UGANDA – Give Directly, a non-profit humanitarian agency together with government has earmarked Shs 23b to support both private primary and secondary school teachers in the country.

The money according to the Minister of Gender Labour and Social Development, Betty Amongi will be channeled under government’s Parish Development Model (PDM) program.

The PDM is a new strategy government intends to use for organizing and delivering public and private sector interventions for wealth creation and employment at the parish level as the lowest economic planning unit.

Its objective is to take the government to the people in a more effective way through data gathering, community mobilization and mindset change.

Other areas of focus are area-based enterprise selection and development, provision of financial services, coordination of government programs, and feedback by the people on government services and wealth programs.

Each parish is scheduled to receive Shs100m to implement the initiative targeting the rural population.

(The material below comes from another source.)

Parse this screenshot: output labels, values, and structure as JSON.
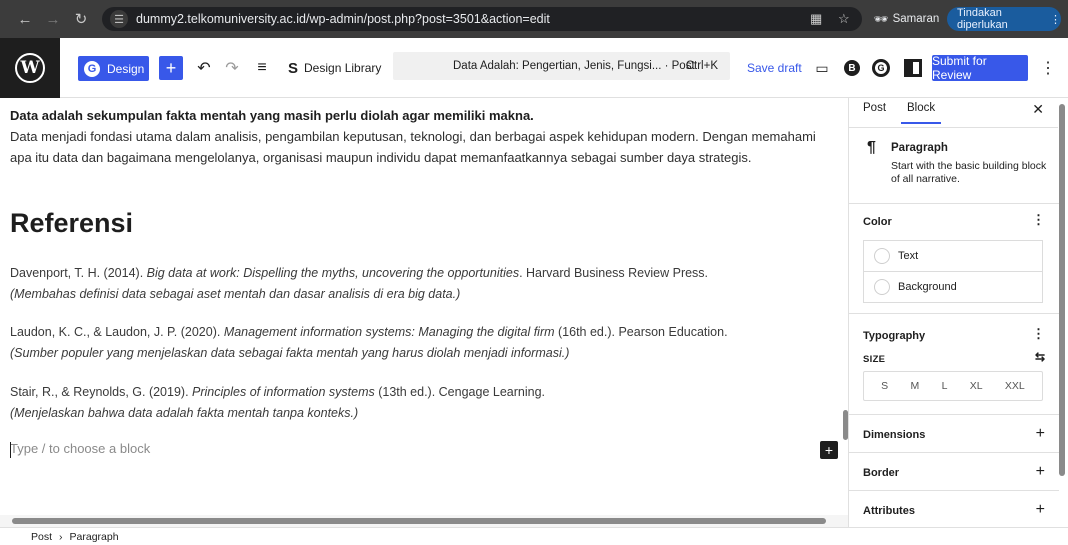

The minister revealed this development during an engagement meeting with the district LC5 Chairpersons, Chief Administrative Officers, Resident District Commissioners, Youth Chairpersons, disability and older persons.

Under her docket, the government is implementing programs targeting youth, older persons, women and disabled persons to economically uplift their social well-being.

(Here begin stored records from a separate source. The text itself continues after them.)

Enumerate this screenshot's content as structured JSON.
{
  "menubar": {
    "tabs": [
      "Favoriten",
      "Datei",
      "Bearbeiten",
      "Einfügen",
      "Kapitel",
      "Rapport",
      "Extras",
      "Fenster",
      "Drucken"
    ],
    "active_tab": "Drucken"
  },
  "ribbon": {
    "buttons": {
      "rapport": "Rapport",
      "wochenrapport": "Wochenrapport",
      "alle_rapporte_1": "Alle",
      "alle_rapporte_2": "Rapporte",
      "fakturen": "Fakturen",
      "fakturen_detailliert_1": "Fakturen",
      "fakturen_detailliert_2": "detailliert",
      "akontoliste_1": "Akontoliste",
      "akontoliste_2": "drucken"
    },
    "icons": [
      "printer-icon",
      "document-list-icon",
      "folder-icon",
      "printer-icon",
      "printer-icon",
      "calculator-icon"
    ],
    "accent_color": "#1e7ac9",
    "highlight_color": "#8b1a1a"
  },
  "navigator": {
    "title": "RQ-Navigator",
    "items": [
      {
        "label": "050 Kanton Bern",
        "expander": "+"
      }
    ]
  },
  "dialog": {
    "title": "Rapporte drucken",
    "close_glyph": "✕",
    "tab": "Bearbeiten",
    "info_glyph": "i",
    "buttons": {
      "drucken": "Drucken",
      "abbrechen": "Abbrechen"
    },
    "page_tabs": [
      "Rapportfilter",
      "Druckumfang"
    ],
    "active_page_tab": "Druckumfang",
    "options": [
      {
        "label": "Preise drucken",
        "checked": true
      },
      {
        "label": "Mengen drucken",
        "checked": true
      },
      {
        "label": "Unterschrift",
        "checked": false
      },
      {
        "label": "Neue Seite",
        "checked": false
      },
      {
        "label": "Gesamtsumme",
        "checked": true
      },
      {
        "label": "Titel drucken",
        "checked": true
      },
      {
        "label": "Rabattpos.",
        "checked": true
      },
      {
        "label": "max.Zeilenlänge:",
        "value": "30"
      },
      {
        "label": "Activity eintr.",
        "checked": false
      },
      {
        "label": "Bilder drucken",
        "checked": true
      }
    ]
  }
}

The engagement was to brief them on the status of the programs under her ministry and receive proposals on how to ensure the districts benefit.

The districts include; Kwania, Lira, Alebtong, Otuke, Oyam, Dokolo, Amolatar, Kole and Apac.

Amongi, who is also Oyam South legislator advised youth in the sub-region to keep on following up all government projects for a better impact.

“Under the ministry of gender labour and social development, we are committed to ensuring that these projects cause positive impacts by directly supporting both primary and secondary school teachers,” she revealed.

Without explaining the detail, Amongi said each teacher from a private school not government aided will receive Shs100,000.

“I am happy that 17 districts have already uploaded names of their teachers,” Amongi said, adding that they target 300,000 teachers.

The Alebtong LC5 boss David Kenedy Odongo, welcomed the development saying private school teachers suffered more the consequence of COVID-19 lockdown.